Characteristics of the Covenant of Grace
It was Trinitarian in that God the Father, Son and Holy Spirit would carry out the Covenant together. God the Father elects, God the Son redeems, and God the Holy Spirit would apply the redemption and seal salvation.
This was an eternal covenant that would last forever. It was a particular Covenant between God and his elect, meaning those particular people that he elected unto salvation by no merit on their own but completely by his free act of grace and mercy. It was a gracious Covenant in that man did not deserve it or have any merit in accomplishing it or carrying it out. And it was one Covenant carried out in different epochs (dispensations) of history.

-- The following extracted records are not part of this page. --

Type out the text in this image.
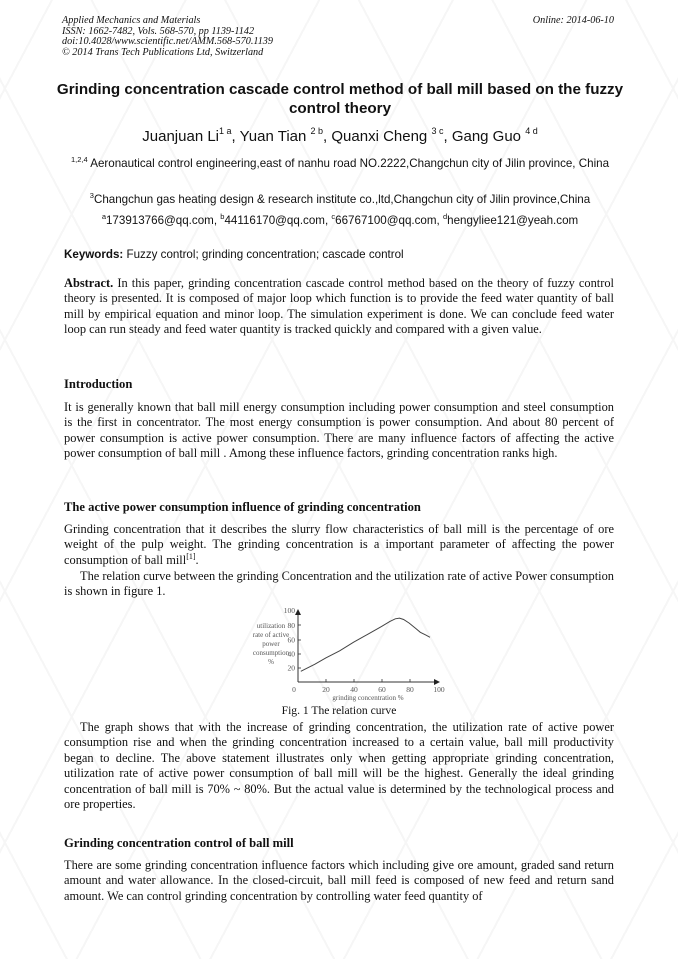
Applied Mechanics and Materials
ISSN: 1662-7482, Vols. 568-570, pp 1139-1142
doi:10.4028/www.scientific.net/AMM.568-570.1139
© 2014 Trans Tech Publications Ltd, Switzerland
Online: 2014-06-10
Grinding concentration cascade control method of ball mill based on the fuzzy control theory
Juanjuan $Li^{1 a}$, Yuan Tian $^{2 b}$, Quanxi Cheng $^{3 c}$, Gang Guo $^{4 d}$
$^{1,2,4}$ Aeronautical control engineering,east of nanhu road NO.2222,Changchun city of Jilin province, China
$^3$Changchun gas heating design & research institute co.,ltd,Changchun city of Jilin province,China
$^a$173913766@qq.com, $^b$44116170@qq.com, $^c$66767100@qq.com, $^d$hengyliee121@yeah.com
Keywords: Fuzzy control; grinding concentration; cascade control

Abstract. In this paper, grinding concentration cascade control method based on the theory of fuzzy control theory is presented. It is composed of major loop which function is to provide the feed water quantity of ball mill by empirical equation and minor loop. The simulation experiment is done. We can conclude feed water loop can run steady and feed water quantity is tracked quickly and compared with a given value.

Introduction

It is generally known that ball mill energy consumption including power consumption and steel consumption is the first in concentrator. The most energy consumption is power consumption. And about 80 percent of power consumption is active power consumption. There are many influence factors of affecting the active power consumption of ball mill . Among these influence factors, grinding concentration ranks high.

The active power consumption influence of grinding concentration

Grinding concentration that it describes the slurry flow characteristics of ball mill is the percentage of ore weight of the pulp weight. The grinding concentration is a important parameter of affecting the power consumption of ball mill[1].

The relation curve between the grinding Concentration and the utilization rate of active Power consumption is shown in figure 1.

utilization
rate of active
power
consumption
%
20
40
60
80
100
0	20	40	60	80	100
grinding concentration %
Fig. 1 The relation curve

The graph shows that with the increase of grinding concentration, the utilization rate of active power consumption rise and when the grinding concentration increased to a certain value, ball mill productivity began to decline. The above statement illustrates only when getting appropriate grinding concentration, utilization rate of active power consumption of ball mill will be the highest. Generally the ideal grinding concentration of ball mill is 70% ~ 80%. But the actual value is determined by the technological process and ore properties.

Grinding concentration control of ball mill

There are some grinding concentration influence factors which including give ore amount, graded sand return amount and water allowance. In the closed-circuit, ball mill feed is composed of new feed and return sand amount. We can control grinding concentration by controlling water feed quantity of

Biblical Overview of Covenant Theology
We see the Covenant of Grace unfold throughout the Scriptures after Adam, first with Noah (Gen 6-10). God saw all the evil on the earth and decided to wipe it out, saving Noah and his family. So God’s Covenant of Grace continued to unfold in his saving Noah and giving Noah the sign of the rainbow, that He would not destroy the world through a flood again. After Noah came Abraham. In Genesis 12 God says to Abraham that he will be a great nation. In Genesis 15 the Covenant of Grace unfolds as God tells Abraham that “I will be your God and you will be my people”. In Genesis 17 God gives Abraham the sign of the Covenant of Grace through circumcision, a bloody rite that would foreshadow the blood sacrifice that Jesus the Redeemer would eventually bring. Abraham believed God and his promises and it was counted to him as righteous. So Abraham was saved by faith by looking forward to the redeemer. After Abraham came the covenant with Moses. Moses was God’s chosen man to lead the nation of Israel out of Egypt. The Covenant of Grace continues to unfold as God sees the misery of His people and saves them by miraculously bringing them out of Egypt and leading them to the promised land. God confirms the Covenant of Grace with His Law which he gives to Moses and the people in the Ten Commandments in Exodus 20. After Moses, God continues to confirm the Covenant of Grace through David, the King of Israel. In II Samuel 7 God confirms the Covenant of Grace with David by telling him that he will have an everlasting Kingdom. Jesus the redeemer will ultimately come from the line of David and reign forever, just as God promised. After David, the prophet Jeremiah prophecies about the New Covenant in Jeremiah 31, again, pointing forward to how God will redeem his people, bring forgiveness of sins and write his law on their hearts.
Finally, as Jesus, the Son of God, comes to earth, lives a perfect life, perfectly obeying the law, dies on the cross, rises from the dead and sits at the right hand of God, the Covenant of Grace is fulfilled. All the stipulations of the Covenant of Grace are met in Jesus our Redeemer. God’s elect are secured in salvation for eternity. Hebrews 7-8 help us understand how Jesus ushers in the new covenant. The sign of the covenant in the New Testament is baptism (Colossians 2). Now that Jesus has shed his blood once for all the bloody rite of circumcision is replaced by baptism signifying our washing in rebirth and renewal by the Holy Spirit.